So while we are on a “free” kick … I’ve been meaning to write about this essential reference for any seasoned or up in coming security pro. “Security Engineering: A Guide to Building Dependable Distributed Systems” written by Ross Anderson of the University of Cambridge and published by Wiley has been one of the “goto” references for teaching security over the past decade. Although more academic than many of the modern-day security books out there, “Security Engineering” not only covers the basics of security but also some of the intricacies of building secure systems from the ground up.
A lot of people ask me how to get started in security and I can definitely recommend checking this book out … especially now since the 2nd edition is free for all. Apparently, Ross convinced Wiley that giving out books after several years actually boosts once stagnant sales of older titles.
When I wrote the first edition, we put the chapters online free after four years and found that this boosted sales of the paper edition. People would find a useful chapter online and then buy the book to have it as a reference. Wiley and I agreed to do the same with the second edition, and now, four years after publication, I am putting all the chapters online for free. Enjoy them – and I hope you’ll buy the paper version to have as a convenient shelf reference.
(Note: As part of a campaign to bring forward some of our older posts that we feel still benefit the community, we’ve added this article to our Best Of category that will periodically get tweeted out. Please mention it to me on Twitter or contact us if there are any other posts you feel we should include in this category. This post was previously categorized under Infosec Blogs/Podcasts. [email protected]grecs)
To get an idea about what “Security Engineering” is all about here is its table of contents.
- Table of contents
- Chapter 1: What is Security Engineering?

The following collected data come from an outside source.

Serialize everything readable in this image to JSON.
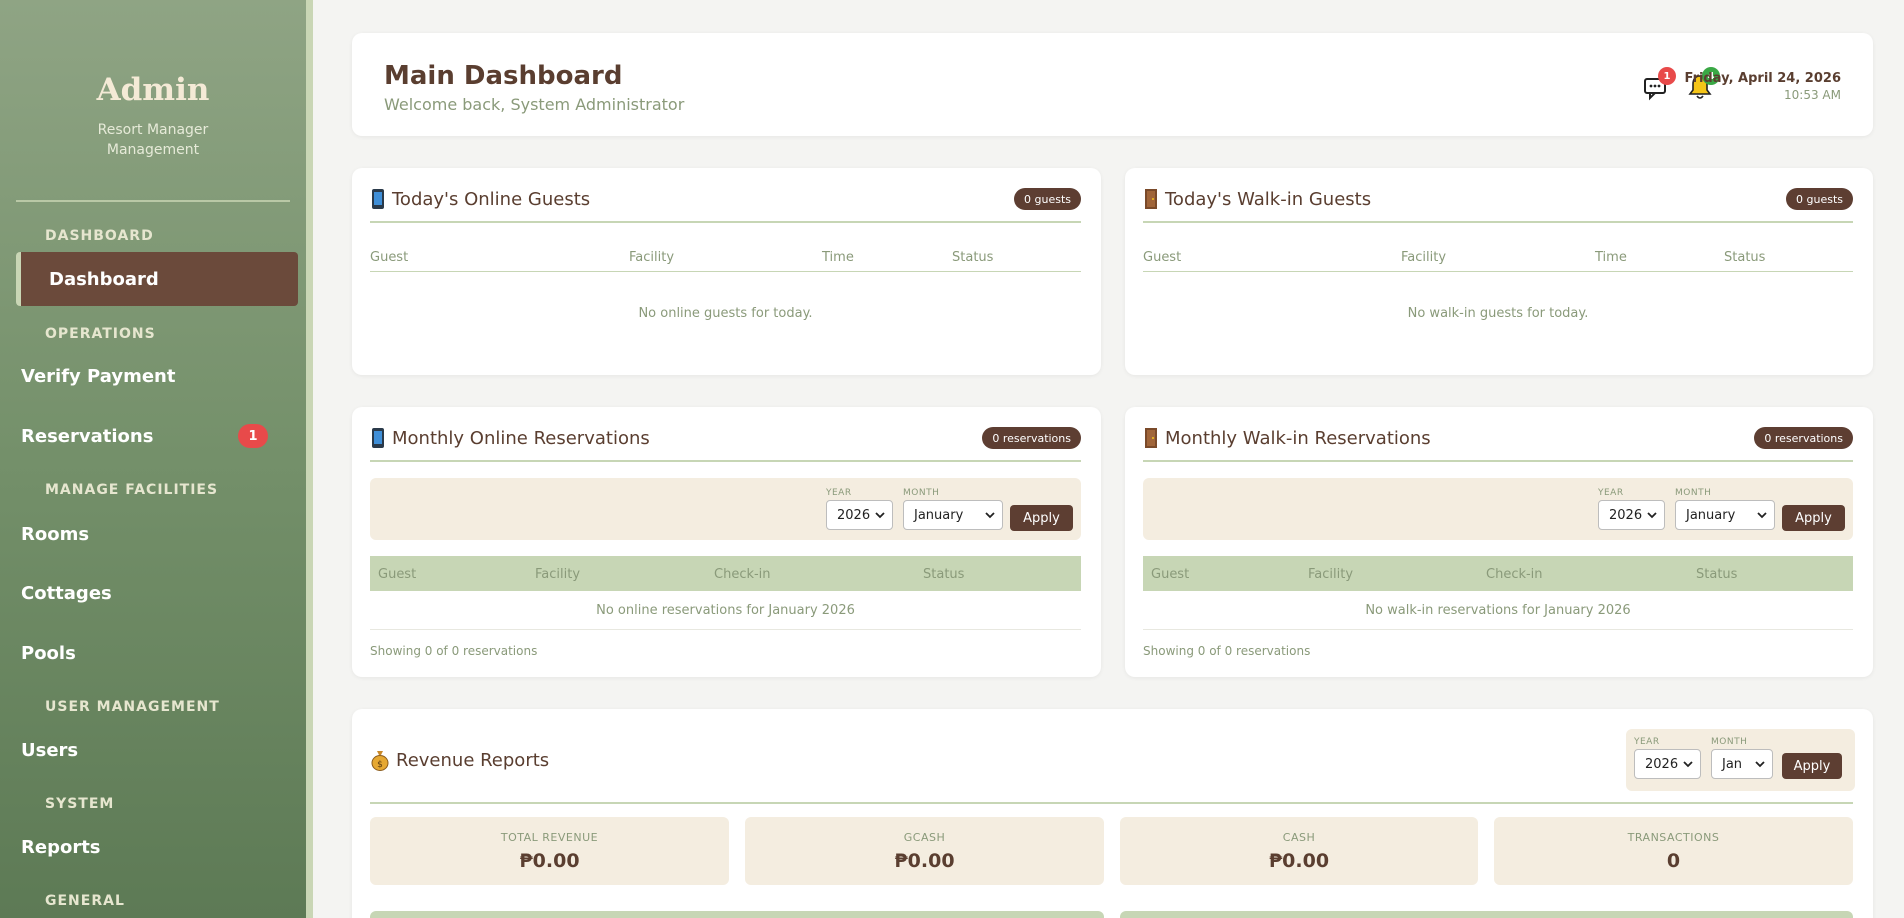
{
  "sidebar": {
    "title": "Admin",
    "subtitle": "Resort Manager Management",
    "sections": {
      "dashboard": "DASHBOARD",
      "operations": "OPERATIONS",
      "facilities": "MANAGE FACILITIES",
      "users": "USER MANAGEMENT",
      "system": "SYSTEM",
      "general": "GENERAL"
    },
    "items": {
      "dashboard": "Dashboard",
      "verify_payment": "Verify Payment",
      "reservations": "Reservations",
      "reservations_badge": "1",
      "rooms": "Rooms",
      "cottages": "Cottages",
      "pools": "Pools",
      "users": "Users",
      "reports": "Reports"
    }
  },
  "header": {
    "title": "Main Dashboard",
    "subtitle": "Welcome back, System Administrator",
    "messages_badge": "1",
    "notifications_badge": "4",
    "date": "Friday, April 24, 2026",
    "time": "10:53 AM"
  },
  "online_guests": {
    "title": "Today's Online Guests",
    "count": "0 guests",
    "columns": [
      "Guest",
      "Facility",
      "Time",
      "Status"
    ],
    "empty": "No online guests for today."
  },
  "walkin_guests": {
    "title": "Today's Walk-in Guests",
    "count": "0 guests",
    "columns": [
      "Guest",
      "Facility",
      "Time",
      "Status"
    ],
    "empty": "No walk-in guests for today."
  },
  "online_reservations": {
    "title": "Monthly Online Reservations",
    "count": "0 reservations",
    "year_label": "YEAR",
    "month_label": "MONTH",
    "year": "2026",
    "month": "January",
    "apply": "Apply",
    "columns": [
      "Guest",
      "Facility",
      "Check-in",
      "Status"
    ],
    "empty": "No online reservations for January 2026",
    "showing": "Showing 0 of 0 reservations"
  },
  "walkin_reservations": {
    "title": "Monthly Walk-in Reservations",
    "count": "0 reservations",
    "year_label": "YEAR",
    "month_label": "MONTH",
    "year": "2026",
    "month": "January",
    "apply": "Apply",
    "columns": [
      "Guest",
      "Facility",
      "Check-in",
      "Status"
    ],
    "empty": "No walk-in reservations for January 2026",
    "showing": "Showing 0 of 0 reservations"
  },
  "revenue": {
    "title": "Revenue Reports",
    "year_label": "YEAR",
    "month_label": "MONTH",
    "year": "2026",
    "month": "Jan",
    "apply": "Apply",
    "stats": [
      {
        "label": "TOTAL REVENUE",
        "value": "₱0.00"
      },
      {
        "label": "GCASH",
        "value": "₱0.00"
      },
      {
        "label": "CASH",
        "value": "₱0.00"
      },
      {
        "label": "TRANSACTIONS",
        "value": "0"
      }
    ]
  },
  "colors": {
    "accent_brown": "#5d3e32",
    "sage": "#c7d6b5",
    "badge_red": "#e84a4a",
    "badge_green": "#3aa845"
  }
}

- Chapter 2: Usability and Psychology
- Chapter 3: Protocols
- Chapter 4: Access Control
- Chapter 5: Cryptography
- Chapter 6: Distributed Systems
- Chapter 7: Economics
- Chapter 8: Multilevel Security
- Chapter 9: Multilateral Security
- Chapter 10: Banking and Bookkeeping
- Chapter 11: Physical Protection
- Chapter 12: Monitoring and Metering
- Chapter 13: Nuclear Command and Control
- Chapter 14: Security Printing and Seals
- Chapter 15: Biometrics
- Chapter 16: Physical Tamper Resistance
- Chapter 17: Emission Security
- Chapter 18: API Security
- Chapter 19: Electronic and Information Warfare
- Chapter 20: Telecom System Security
- Chapter 21: Network Attack and Defence
- Chapter 22: Copyright and DRM
- Chapter 23: The Bleeding Edge
- Chapter 24: Terror, Justice and Freedom
- Chapter 25: Managing the Development of Secure Systems
- Chapter 26: System Evaluation and Assurance
- Chapter 27: Conclusions
And for those “professors” among us, Ross also provides a detailed breakdown of how they used the book in three courses at the University of Cambridge … complete with course material and exam questions.
Update 4/4/13 6:00 PM: There’s been some of great discussion about this book on some of the different news sites. Here’s the Hacker News thread where commenters mentioned a few places to download the entire book as one PDF. A programming subreddit posting also points out several other download resources. And of course both threads contain some great insight into “Security Engineering’s” content.